People type faster on ‘real’ keyboards than on an iPad touchscreen.
While looking at formulae gives me a mild statistical horn (although I’m not sure if mild horn can be measured - perhaps it should be, HEY I KNOW WHAT, let’s start a research project. But not too much mind. Just mild.), surely this is a case of people/organisations with too much money and not enough real work to do:
What? You think we cannot extrapolate to the general population useful information acquired by testing the dexterity (and by inference, to some degree the intelligence) of sixteen protadults from Wichita State University? Even after applying to our laboratory findings a set of statistical techniques neither available to nor comprehensible by the ordinary citizen, thereby proving our professional competence?
Well, yes. Have you not communicated with anyone under the age of 25 recently? Not only do they avoid punctuation in typing, they avoid it while speak. Life is just one stream of consciousness spewed constantly into the quite spaces left between commercials and overproduced audio tracks from reality TV.
This is what happens when one is forced to contemplate spending the next several hours with “the siblings in-law” and their uncontrolled and restrained spawn.

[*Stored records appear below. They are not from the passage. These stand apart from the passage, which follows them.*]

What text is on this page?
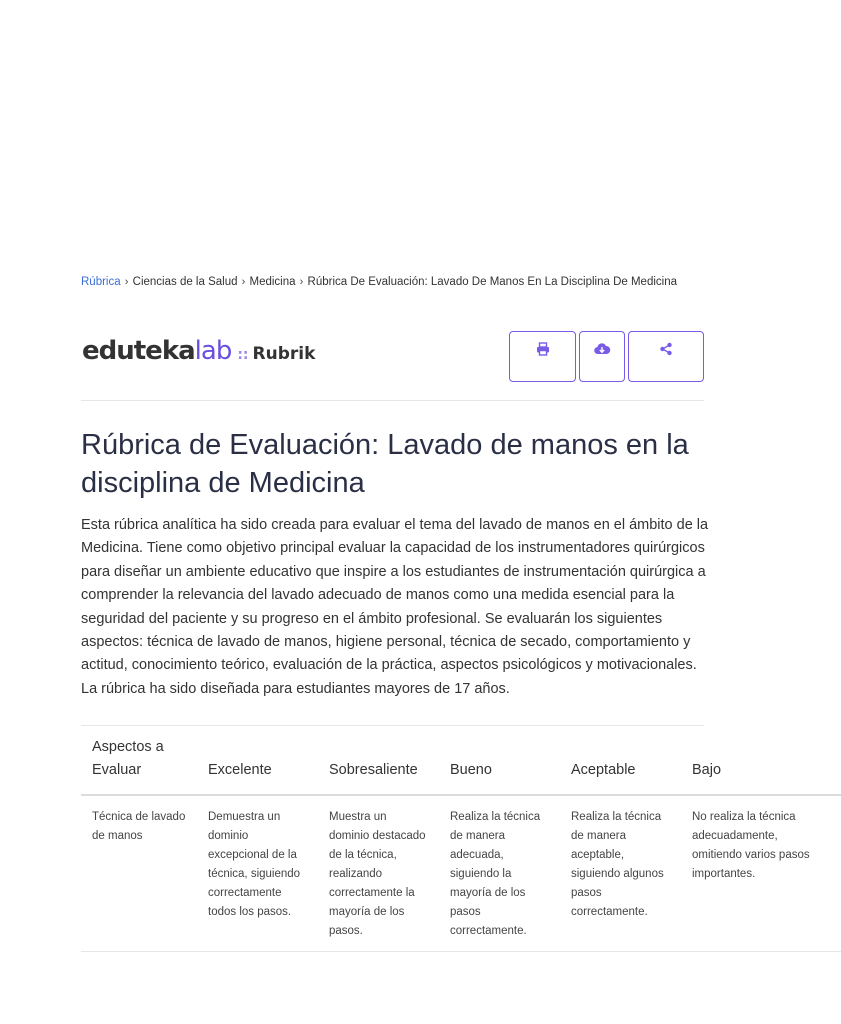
Rúbrica › Ciencias de la Salud › Medicina › Rúbrica De Evaluación: Lavado De Manos En La Disciplina De Medicina
edutekalab :: Rubrik
Rúbrica de Evaluación: Lavado de manos en la disciplina de Medicina

Esta rúbrica analítica ha sido creada para evaluar el tema del lavado de manos en el ámbito de la Medicina. Tiene como objetivo principal evaluar la capacidad de los instrumentadores quirúrgicos para diseñar un ambiente educativo que inspire a los estudiantes de instrumentación quirúrgica a comprender la relevancia del lavado adecuado de manos como una medida esencial para la seguridad del paciente y su progreso en el ámbito profesional. Se evaluarán los siguientes aspectos: técnica de lavado de manos, higiene personal, técnica de secado, comportamiento y actitud, conocimiento teórico, evaluación de la práctica, aspectos psicológicos y motivacionales. La rúbrica ha sido diseñada para estudiantes mayores de 17 años.

Aspectos a Evaluar	Excelente	Sobresaliente	Bueno	Aceptable	Bajo
Técnica de lavado de manos	Demuestra un dominio excepcional de la técnica, siguiendo correctamente todos los pasos.	Muestra un dominio destacado de la técnica, realizando correctamente la mayoría de los pasos.	Realiza la técnica de manera adecuada, siguiendo la mayoría de los pasos correctamente.	Realiza la técnica de manera aceptable, siguiendo algunos pasos correctamente.	No realiza la técnica adecuadamente, omitiendo varios pasos importantes.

I think in my case I’m a very heavy typist, so my punctuation and shift keys are generally the first to die on me. (When I was working on the degrees, I’d go through at least one keyboard a semester. Now that I buy better quality ones and am training myself to not whack the keys, I’m a lot better about not wearing out keyboards.)
I like that one of the “interesting comments” from a participant is the user helpfully raising the point that the netbook didn’t have a touch screen and he could actually feel the buttons moving.
On a related note, the University of Pigfender released a similar study recently:
Test conditions: The iPad bolted to a table in a large Tescos supermarket and a small Sony netbook device chained next to it.
Methodology: The participant was required to type a number of familiar phrases of his own choosing and comment back on whether he thought the iPad keyboard was useable. The participant chose a variety of phrases, including…
“This, I feel, is a worthwhile test. Or is it? Can I or can’t I use this keyboard?”
“touchy-feely touchy feely”; and
“I like sausages”
Summary output:In typing the phrases on a netbook, the phrases were duplicated correctly. On the iPad there were missing letters, wrong letters and substantial delays whilst ‘looking’ for punctuation marks.
Conclusion:The participant left having bought a jar of organic peanut butter and some cat bicsuits.
The discussion section was remarkably short and provided little analysis of the results in light of the literature. Although mentioned in passing, it would seem that lack of experience with the iPad would greatly affect both participant times and accuracy. Further, there appears to be no adjustment of alpha levels to account for the number of statistical analyses conducted. But I don’t want to whinge, so I’m going to find something charitable to say about the study…
…give me a minute…
OK. Look. It clearly represents “real world” use since, as Jaysen pointed out, young people these days use neither punctuation nor capitalisation. Further, as a lecturer and tutor, I think it a wonderful idea to let undergraduate students devise their own research and publish it online. Brilliant! It may, perhaps, have added still more to their learning if they experienced the challenge of responding to thoughtful reviewer feedback prior to publication.